Three Egyptian policemen and a soldier were wounded in a rocket-propelled grenade (RPG) attack on their convoy. Two weeks ago, 17 Egyptian border guards were killed by Sinai terrorists who stole two army vehicles, barged through an Israeli border crossing and unsuccessfully tried to carry out a mass suicide bombing attack on Israeli soldiers and civilians.
Following Saturday’s attack, Egyptian soldiers arrested two Palestinian Authority suspects near El-Arish.
Egypt has been trying to show that it is determined to re-take control of the Sinai Peninsula, which is bordered to the north by Israel and to the west by Gaza. Many Israel government officials are concerned that Egypt may be exploiting the anarchy in the Sinai to convince Israel and the United States it must maintain an armed presence with weapons and manpower beyond the limits stated in the 1979 peace treaty.

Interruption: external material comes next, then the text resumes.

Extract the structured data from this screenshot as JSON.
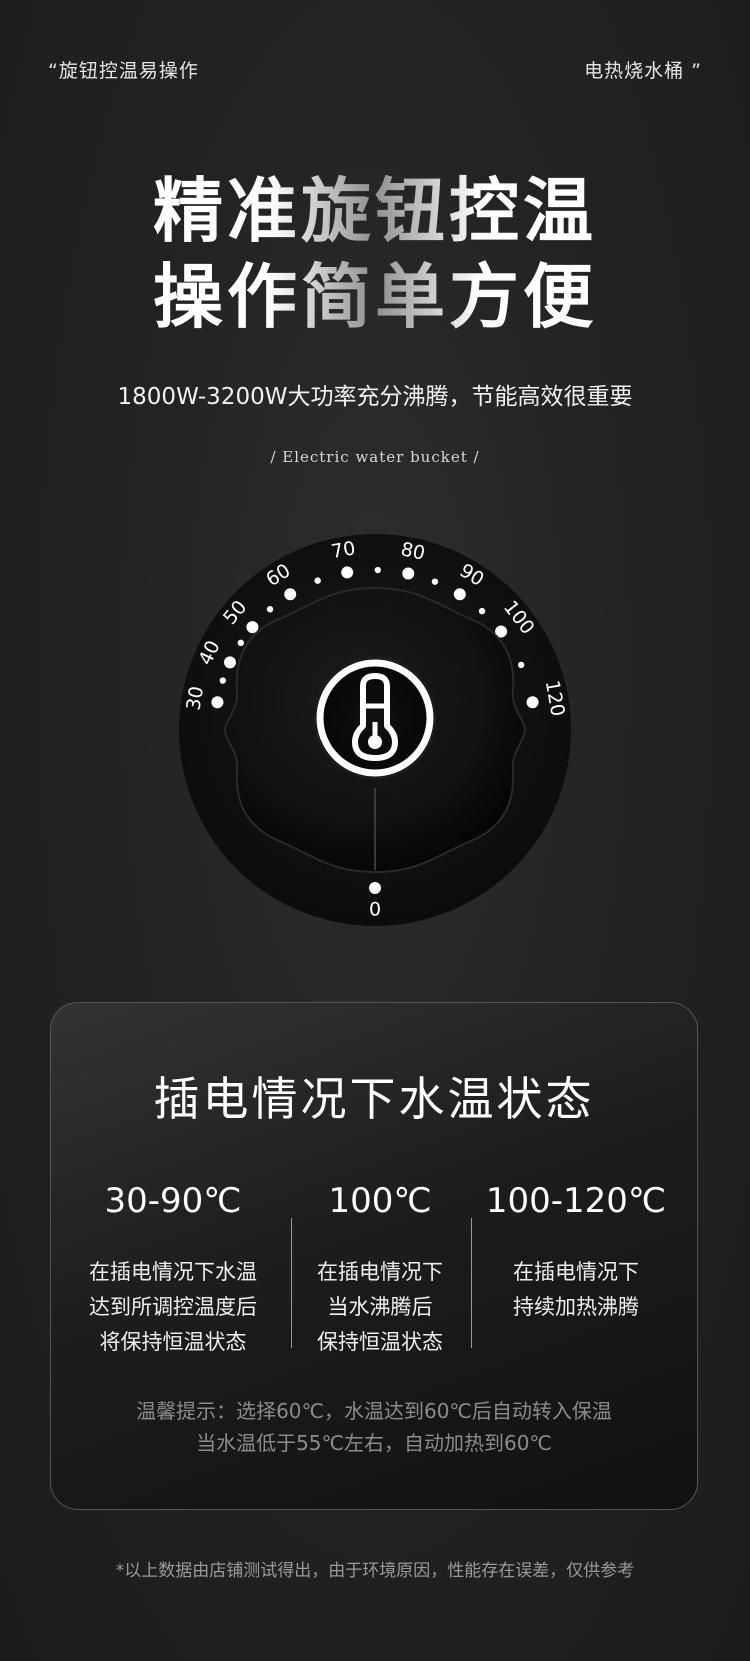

Egypt said it needs the weapons to eliminate the terrorist infrastructure, but a history of broken promises supports fears that Egypt could turn the same guns against Israel in the future.
The United States also is concerned. The little-known MFO of 1,650 troops is led by U.S., Colombian and Uruguayan soldiers. They are "peacekeepers' more than counter terroist commandos, and the rise of terrorism in the Sinai has forced them into even a more defensive position
“We’re now confronted by a population that was once passive and peaceful and has now turned belligerent,” Agustin Espinosa, the Uruguayan ambassador in Cairo, told the Washington Post. “For a force that has not been used to these type[s] of external pressures and that is not configured as a strike force, this has created a new set of challenges.”

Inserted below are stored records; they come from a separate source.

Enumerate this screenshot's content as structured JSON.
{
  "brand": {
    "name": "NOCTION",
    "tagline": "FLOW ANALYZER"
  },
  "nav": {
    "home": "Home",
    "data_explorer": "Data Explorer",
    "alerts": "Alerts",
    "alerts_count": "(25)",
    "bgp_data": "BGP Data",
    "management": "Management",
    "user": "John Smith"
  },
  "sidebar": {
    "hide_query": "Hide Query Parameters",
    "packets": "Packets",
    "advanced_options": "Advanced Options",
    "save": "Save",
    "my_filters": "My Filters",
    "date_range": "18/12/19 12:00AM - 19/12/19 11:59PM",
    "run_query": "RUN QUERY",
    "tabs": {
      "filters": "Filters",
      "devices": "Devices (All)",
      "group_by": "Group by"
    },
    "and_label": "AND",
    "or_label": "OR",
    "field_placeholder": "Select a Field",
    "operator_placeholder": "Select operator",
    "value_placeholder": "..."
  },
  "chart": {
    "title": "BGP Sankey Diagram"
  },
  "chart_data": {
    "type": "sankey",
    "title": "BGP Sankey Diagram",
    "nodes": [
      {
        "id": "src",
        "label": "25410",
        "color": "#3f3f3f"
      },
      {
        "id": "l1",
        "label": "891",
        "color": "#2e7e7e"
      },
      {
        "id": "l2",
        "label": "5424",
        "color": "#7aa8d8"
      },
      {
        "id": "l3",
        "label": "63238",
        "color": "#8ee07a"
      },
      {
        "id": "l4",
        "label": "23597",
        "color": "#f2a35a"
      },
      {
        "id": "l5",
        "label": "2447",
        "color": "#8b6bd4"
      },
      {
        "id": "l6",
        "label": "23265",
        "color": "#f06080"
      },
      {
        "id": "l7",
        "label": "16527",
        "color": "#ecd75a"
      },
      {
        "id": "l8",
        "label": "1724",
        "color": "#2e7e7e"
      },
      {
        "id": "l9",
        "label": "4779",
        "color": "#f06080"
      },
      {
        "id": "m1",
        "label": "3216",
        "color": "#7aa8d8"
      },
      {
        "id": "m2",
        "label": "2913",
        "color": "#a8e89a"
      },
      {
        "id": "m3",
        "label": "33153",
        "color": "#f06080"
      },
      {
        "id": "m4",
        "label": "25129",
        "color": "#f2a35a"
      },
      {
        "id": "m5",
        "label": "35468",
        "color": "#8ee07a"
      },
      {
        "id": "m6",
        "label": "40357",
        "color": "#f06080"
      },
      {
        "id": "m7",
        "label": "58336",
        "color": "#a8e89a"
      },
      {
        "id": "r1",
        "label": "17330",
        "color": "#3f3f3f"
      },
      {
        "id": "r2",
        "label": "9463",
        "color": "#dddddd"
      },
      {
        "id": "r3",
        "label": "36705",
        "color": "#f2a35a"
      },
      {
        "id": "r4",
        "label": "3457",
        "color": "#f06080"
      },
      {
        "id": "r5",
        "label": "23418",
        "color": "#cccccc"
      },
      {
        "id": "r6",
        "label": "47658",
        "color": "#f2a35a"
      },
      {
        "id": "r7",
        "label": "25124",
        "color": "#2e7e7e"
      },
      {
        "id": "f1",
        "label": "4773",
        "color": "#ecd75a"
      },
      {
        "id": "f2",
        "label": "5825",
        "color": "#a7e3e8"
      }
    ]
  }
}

The United States also is not sure of Egypt's intentions, and has deployed tracking systems to monitor Egyptian forces’ deployment, ostensibly to learn the MFO can more effectively hunt down terrorists, whom Egypt presumably would be targeting.
Al-Qaeda-linked and Hamas terrorists, Bedouin and Islamic terrorist cells have carved out fiefdoms in the Sinai for drug smuggling, arms and organ trafficking, besides staging attacks against Israel and now Egypt.
“We made it clear to Egypt that they should do something about this,” Yitzhak Levanon, who was Israel’s ambassador in Cairo until last year, told the Washington newspaper. “Those people were out to destroy the future relations between both countries. But they decided not to act forcefully.”